Mobtown Modern Presents 'Sequenzas' at Baltimore's Contemporary Museum
The new music adventurers of the Mobtown Modern series presented a nearly complete performance of Luciano Berio's "Sequenzas" on Tuesday night at Baltimore's Contemporary Museum. The frequency of opportunities to hear all of these modern etudes for solo instruments in one sitting is likely in perfect proportion to the endurance of listeners. Even without Sequenzas IV (piano) and XII (bassoon), the music heard in this three-hour concert pushes each performer out of his comfort zone and leaves the listener wondering if the instrument was really meant to make that sound.
The "Sequenzas" require an ideally balanced ensemble of superlatively talented soloists. While Mobtown Modern's lineup was not exactly that, there were many excellent performances, from soprano Julieanne Klein's flirtatiously manic scena in Sequenza III to the coolly virtuosic stream of notes in violinist Gabriela Diaz's Sequenza VIII. Particular high points were hit by oboist Emily Madsen in the "formal study on repetition" of Sequenza VIIa, with the held note (the score specifies it can be played "by any other instrument" offstage) bleated mercilessly by an electronic tuner, a wry reference to the oboe's role in tuning the orchestra, as well as by saxophonist and series co-curator Brian Sacawa (Sequenza IXb) and accordionist Lidia Kaminska (Sequenza XIII).

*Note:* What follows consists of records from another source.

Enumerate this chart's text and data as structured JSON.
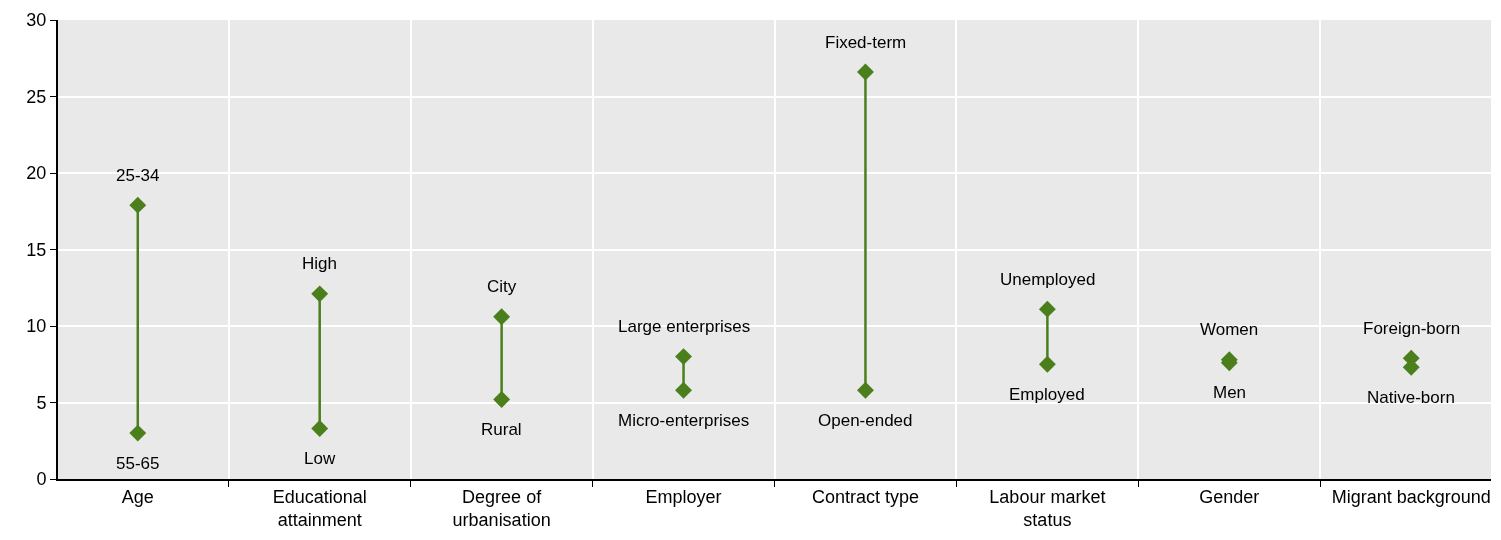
{
  "chart_data": {
    "type": "scatter",
    "categories": [
      "Age",
      "Educational attainment",
      "Degree of urbanisation",
      "Employer",
      "Contract type",
      "Labour market status",
      "Gender",
      "Migrant background"
    ],
    "series": [
      {
        "color": "#4a7f1c",
        "values": [
          17.9,
          12.1,
          10.6,
          8.0,
          26.6,
          11.1,
          7.8,
          7.9
        ]
      },
      {
        "color": "#4a7f1c",
        "values": [
          3.0,
          3.3,
          5.2,
          5.8,
          5.8,
          7.5,
          7.6,
          7.3
        ]
      }
    ],
    "annotations": [
      {
        "text": "25-34",
        "x": "Age",
        "y": 17.9
      },
      {
        "text": "55-65",
        "x": "Age",
        "y": 3.0
      },
      {
        "text": "High",
        "x": "Educational attainment",
        "y": 12.1
      },
      {
        "text": "Low",
        "x": "Educational attainment",
        "y": 3.3
      },
      {
        "text": "City",
        "x": "Degree of urbanisation",
        "y": 10.6
      },
      {
        "text": "Rural",
        "x": "Degree of urbanisation",
        "y": 5.2
      },
      {
        "text": "Large enterprises",
        "x": "Employer",
        "y": 8.0
      },
      {
        "text": "Micro-enterprises",
        "x": "Employer",
        "y": 5.8
      },
      {
        "text": "Fixed-term",
        "x": "Contract type",
        "y": 26.6
      },
      {
        "text": "Open-ended",
        "x": "Contract type",
        "y": 5.8
      },
      {
        "text": "Unemployed",
        "x": "Labour market status",
        "y": 11.1
      },
      {
        "text": "Employed",
        "x": "Labour market status",
        "y": 7.5
      },
      {
        "text": "Women",
        "x": "Gender",
        "y": 7.8
      },
      {
        "text": "Men",
        "x": "Gender",
        "y": 7.6
      },
      {
        "text": "Foreign-born",
        "x": "Migrant background",
        "y": 7.9
      },
      {
        "text": "Native-born",
        "x": "Migrant background",
        "y": 7.3
      }
    ],
    "ylim": [
      0,
      30
    ],
    "yticks": [
      0,
      5,
      10,
      15,
      20,
      25,
      30
    ],
    "grid": true,
    "marker": "diamond"
  }
}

Recordings of the "Sequenzas" may have better all-around performances, but many of the unexpected polyphonic effects Berio calls for, sonically fragile overtones, are best appreciated live, akin to seeing a blue morpho in the Brazilian forest as opposed to mounted in a museum display case. It was a shame not to have a piano on hand, which left large, silent lacunae in Sequenza X, where the trumpet is supposed to trigger overtone resonances in an otherwise silent piano.